Examining why closed-network systems are not immune to cyber threats and how cloud services add layers of security to minimize risk

Isolated corporate applications and infrastructures are becoming a thing of the past. That’s because trends such as bring-your-own devices (BYOD), internet of things (IoT) and cloud services are compelling businesses to become more connected. Now more than ever, IT departments are looking outside their environment at solutions that could lower costs and take the strain off their resources.

However, in the physical security industry, one common myth is still holding some decision-makers back: it’s the idea that keeping on-premises systems on closed networks is more secure. This article will not only help to debunk this false belief, but also show how companies can further enhance the security of their on-premises systems by connecting to the cloud services with built-in security mechanisms.

Why a Closed Network Doesn’t Protect Your Systems from Threats

The security of corporate data is critical to the integrity of operations. Yet, everywhere we turn, it seems like another company has become victim to some form of cyber threat, malware or ransomware attack. As more breaches occur and attract international press attention, fear grows, leading many to believe that opening up a network to external applications makes an organization more vulnerable to a cyberattack. This mentality is no longer accurate or true. In fact, many might be surprised to learn that a significant percentage of these breaches actually come from internal sources— whether unwitting or on purpose.

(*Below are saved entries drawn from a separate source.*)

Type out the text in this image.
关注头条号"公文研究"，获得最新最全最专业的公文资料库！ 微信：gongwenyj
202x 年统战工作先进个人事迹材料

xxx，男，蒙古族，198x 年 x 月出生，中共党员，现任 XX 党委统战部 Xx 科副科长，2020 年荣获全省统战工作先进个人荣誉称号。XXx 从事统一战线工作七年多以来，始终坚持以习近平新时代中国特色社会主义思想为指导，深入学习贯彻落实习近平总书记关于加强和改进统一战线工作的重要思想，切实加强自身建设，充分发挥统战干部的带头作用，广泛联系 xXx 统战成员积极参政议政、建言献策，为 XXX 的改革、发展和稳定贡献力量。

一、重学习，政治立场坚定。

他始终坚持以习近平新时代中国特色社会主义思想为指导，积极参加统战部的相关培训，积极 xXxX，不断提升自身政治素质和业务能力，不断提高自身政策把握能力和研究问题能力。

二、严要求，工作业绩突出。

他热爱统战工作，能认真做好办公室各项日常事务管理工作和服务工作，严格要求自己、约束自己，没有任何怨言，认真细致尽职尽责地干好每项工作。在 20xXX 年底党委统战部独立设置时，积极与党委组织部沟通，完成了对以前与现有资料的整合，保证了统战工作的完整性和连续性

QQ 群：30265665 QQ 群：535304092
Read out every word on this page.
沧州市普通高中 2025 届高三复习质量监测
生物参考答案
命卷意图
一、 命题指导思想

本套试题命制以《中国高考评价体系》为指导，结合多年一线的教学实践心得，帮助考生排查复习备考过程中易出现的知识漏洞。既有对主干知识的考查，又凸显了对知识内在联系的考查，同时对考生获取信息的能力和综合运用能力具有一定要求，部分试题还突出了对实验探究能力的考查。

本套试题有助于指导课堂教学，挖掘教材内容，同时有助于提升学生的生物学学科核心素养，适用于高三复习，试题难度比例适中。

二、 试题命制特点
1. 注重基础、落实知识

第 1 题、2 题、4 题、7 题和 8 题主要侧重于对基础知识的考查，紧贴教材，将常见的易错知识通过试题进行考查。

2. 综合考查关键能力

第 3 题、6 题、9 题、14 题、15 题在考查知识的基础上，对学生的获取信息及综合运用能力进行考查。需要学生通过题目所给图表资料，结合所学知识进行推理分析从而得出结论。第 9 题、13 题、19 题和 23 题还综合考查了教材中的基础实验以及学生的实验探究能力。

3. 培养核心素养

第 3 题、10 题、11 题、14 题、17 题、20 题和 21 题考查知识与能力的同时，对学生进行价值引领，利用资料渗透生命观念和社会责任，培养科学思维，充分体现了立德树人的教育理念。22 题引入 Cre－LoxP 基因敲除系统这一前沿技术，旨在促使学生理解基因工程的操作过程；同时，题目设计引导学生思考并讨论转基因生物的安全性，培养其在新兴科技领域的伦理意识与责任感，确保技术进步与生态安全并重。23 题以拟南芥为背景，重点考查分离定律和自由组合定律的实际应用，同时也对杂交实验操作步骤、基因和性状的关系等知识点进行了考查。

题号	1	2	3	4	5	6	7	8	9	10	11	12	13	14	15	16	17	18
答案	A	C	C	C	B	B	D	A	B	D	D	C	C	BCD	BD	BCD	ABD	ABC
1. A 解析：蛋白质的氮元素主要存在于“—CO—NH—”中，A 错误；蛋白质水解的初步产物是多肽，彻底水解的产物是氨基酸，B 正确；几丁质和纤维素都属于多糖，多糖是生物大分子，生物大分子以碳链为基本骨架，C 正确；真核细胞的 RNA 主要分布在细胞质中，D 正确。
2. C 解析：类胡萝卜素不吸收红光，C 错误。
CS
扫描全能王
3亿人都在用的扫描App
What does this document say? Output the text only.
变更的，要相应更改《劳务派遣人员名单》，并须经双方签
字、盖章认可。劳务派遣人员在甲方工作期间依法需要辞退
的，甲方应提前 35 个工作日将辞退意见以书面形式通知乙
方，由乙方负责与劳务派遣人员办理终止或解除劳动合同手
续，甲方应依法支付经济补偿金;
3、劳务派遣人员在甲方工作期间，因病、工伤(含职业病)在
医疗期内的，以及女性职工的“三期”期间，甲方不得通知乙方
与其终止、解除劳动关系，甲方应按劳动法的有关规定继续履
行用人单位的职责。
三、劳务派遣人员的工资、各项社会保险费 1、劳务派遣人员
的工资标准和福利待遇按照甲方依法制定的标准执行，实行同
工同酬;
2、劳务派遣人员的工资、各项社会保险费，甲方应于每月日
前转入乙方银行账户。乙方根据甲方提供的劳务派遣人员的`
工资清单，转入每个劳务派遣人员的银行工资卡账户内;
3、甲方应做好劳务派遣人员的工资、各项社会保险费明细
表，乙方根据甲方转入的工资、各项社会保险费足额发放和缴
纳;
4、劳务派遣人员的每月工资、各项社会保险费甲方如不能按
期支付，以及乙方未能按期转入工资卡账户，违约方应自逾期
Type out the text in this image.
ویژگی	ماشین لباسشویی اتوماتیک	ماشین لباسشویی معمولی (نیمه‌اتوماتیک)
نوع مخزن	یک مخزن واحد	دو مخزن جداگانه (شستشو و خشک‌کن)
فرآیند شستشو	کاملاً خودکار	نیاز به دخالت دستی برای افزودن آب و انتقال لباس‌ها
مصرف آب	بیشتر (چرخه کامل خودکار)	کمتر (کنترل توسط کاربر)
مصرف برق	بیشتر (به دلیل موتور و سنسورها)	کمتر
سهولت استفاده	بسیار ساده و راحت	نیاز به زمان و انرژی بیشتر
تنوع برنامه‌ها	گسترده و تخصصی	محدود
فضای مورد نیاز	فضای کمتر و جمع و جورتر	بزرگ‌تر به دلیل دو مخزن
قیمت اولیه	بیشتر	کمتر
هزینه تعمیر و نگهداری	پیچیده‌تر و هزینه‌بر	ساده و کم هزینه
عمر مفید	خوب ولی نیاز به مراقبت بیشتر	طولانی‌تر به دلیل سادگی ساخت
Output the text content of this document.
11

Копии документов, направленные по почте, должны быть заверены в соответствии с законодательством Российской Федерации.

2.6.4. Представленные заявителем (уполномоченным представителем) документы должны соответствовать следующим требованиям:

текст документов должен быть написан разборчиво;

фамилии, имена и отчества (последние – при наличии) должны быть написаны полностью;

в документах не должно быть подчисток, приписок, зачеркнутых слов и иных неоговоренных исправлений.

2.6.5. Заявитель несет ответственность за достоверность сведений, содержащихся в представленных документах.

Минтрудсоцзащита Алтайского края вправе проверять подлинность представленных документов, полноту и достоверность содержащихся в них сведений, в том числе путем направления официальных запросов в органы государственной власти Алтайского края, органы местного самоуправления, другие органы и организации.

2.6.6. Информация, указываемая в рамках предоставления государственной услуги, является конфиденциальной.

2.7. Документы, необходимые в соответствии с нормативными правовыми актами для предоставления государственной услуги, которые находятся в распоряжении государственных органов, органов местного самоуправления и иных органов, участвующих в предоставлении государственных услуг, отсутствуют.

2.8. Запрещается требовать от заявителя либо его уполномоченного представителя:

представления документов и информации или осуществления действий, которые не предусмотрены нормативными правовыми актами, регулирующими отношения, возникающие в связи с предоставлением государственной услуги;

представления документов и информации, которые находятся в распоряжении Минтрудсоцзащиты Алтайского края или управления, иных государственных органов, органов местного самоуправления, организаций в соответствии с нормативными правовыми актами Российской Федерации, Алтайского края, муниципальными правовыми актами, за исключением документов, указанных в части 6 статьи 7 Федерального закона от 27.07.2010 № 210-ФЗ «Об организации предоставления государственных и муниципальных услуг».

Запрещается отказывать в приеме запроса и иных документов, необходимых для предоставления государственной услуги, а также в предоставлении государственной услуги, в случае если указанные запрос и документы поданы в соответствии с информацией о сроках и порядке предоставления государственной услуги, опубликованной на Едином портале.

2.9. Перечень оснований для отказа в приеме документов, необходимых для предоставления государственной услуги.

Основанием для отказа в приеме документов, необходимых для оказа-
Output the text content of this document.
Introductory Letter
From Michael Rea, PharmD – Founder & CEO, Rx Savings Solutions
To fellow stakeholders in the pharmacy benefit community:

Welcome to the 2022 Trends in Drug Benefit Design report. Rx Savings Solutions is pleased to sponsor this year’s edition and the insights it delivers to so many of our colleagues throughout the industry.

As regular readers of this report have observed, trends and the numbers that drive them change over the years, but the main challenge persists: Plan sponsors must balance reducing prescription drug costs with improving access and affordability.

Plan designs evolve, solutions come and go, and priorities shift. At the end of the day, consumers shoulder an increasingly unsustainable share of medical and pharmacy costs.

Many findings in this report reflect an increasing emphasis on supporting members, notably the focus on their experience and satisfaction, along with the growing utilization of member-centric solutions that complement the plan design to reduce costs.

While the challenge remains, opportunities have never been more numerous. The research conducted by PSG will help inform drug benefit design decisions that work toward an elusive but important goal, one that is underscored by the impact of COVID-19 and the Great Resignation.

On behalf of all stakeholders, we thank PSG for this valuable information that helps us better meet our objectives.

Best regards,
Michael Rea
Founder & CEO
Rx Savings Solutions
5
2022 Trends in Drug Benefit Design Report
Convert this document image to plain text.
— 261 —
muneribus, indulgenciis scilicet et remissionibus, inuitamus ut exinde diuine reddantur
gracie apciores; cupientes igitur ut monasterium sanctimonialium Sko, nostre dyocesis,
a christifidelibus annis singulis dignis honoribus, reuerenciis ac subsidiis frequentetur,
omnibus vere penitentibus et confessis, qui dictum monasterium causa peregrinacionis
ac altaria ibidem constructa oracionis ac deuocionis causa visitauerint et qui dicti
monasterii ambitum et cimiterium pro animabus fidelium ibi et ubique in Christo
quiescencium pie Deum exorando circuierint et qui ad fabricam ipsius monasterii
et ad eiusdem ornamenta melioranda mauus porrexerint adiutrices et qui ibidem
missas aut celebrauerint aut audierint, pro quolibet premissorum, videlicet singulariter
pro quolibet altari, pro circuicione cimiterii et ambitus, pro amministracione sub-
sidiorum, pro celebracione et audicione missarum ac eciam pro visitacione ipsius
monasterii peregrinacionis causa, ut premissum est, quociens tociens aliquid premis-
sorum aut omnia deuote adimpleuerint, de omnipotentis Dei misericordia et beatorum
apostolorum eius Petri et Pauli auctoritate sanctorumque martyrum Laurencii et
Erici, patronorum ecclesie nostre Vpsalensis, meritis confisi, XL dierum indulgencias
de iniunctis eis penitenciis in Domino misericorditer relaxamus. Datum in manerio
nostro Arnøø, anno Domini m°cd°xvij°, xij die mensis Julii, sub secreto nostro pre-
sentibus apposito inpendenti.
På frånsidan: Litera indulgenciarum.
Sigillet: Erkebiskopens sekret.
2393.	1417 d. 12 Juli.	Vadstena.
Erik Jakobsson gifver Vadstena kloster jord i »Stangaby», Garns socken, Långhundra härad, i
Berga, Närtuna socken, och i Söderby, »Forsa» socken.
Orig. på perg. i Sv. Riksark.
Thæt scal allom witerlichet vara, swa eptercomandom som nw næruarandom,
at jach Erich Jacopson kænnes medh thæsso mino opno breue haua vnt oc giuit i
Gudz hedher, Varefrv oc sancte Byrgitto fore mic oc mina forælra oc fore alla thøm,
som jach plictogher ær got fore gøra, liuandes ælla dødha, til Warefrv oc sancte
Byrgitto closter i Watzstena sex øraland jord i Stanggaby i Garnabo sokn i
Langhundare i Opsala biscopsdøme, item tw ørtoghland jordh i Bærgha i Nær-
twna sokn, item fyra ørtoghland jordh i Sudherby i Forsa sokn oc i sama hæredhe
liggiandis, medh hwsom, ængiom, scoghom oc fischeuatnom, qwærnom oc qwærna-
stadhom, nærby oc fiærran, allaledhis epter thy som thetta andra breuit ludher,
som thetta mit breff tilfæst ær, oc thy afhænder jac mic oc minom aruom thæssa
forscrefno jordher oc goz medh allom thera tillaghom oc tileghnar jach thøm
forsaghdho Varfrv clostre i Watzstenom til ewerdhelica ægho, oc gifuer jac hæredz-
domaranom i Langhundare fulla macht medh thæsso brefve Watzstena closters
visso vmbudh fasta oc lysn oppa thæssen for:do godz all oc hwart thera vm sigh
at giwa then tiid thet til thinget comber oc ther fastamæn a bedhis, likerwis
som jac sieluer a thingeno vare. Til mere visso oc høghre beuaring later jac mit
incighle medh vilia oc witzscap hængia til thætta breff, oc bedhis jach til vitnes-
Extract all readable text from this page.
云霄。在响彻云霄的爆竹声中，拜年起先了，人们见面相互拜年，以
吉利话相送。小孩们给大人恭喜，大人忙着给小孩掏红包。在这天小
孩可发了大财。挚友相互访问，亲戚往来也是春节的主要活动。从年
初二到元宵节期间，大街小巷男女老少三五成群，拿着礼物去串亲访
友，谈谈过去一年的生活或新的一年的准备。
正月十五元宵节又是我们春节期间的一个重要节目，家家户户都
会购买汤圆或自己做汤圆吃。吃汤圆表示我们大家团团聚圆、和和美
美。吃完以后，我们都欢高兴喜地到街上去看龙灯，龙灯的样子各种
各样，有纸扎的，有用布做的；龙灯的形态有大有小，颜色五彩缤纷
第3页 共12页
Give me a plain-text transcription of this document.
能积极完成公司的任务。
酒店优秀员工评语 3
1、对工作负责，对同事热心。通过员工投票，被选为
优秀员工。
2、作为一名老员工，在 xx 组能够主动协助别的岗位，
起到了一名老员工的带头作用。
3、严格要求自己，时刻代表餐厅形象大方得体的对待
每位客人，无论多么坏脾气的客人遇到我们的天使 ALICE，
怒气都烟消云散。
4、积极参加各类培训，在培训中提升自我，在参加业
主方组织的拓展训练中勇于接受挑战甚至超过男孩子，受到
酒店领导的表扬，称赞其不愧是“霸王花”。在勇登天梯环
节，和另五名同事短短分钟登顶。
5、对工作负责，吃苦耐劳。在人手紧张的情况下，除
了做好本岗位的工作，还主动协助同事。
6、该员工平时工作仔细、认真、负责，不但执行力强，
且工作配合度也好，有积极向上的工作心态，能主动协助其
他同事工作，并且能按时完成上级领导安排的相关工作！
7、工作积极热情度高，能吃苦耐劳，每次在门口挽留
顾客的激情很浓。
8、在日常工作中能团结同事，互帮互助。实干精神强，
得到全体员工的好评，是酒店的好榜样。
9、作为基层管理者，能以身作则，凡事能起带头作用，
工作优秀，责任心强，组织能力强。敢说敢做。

Last year, a data exfiltration study done by Intel revealed that “Internal actors were responsible for 43 percent of data loss, half of which was intentional, and half accidental.”1 Another report from Forrester called, “Understand the State of Data Security and Privacy,” found similar results.2 The study indicated that almost 40 percent of breaches came from inside a company, and that accidental and malicious intent was equal.

This data tells us that on-premises systems with closed networks are not entirely immune to threats. An employee can accidently open a phishing scam email and unleash a virus on a closed network. Or, a visitor could maliciously connect a USB stick to a computer with the intent to steal data or take down systems and halt operations.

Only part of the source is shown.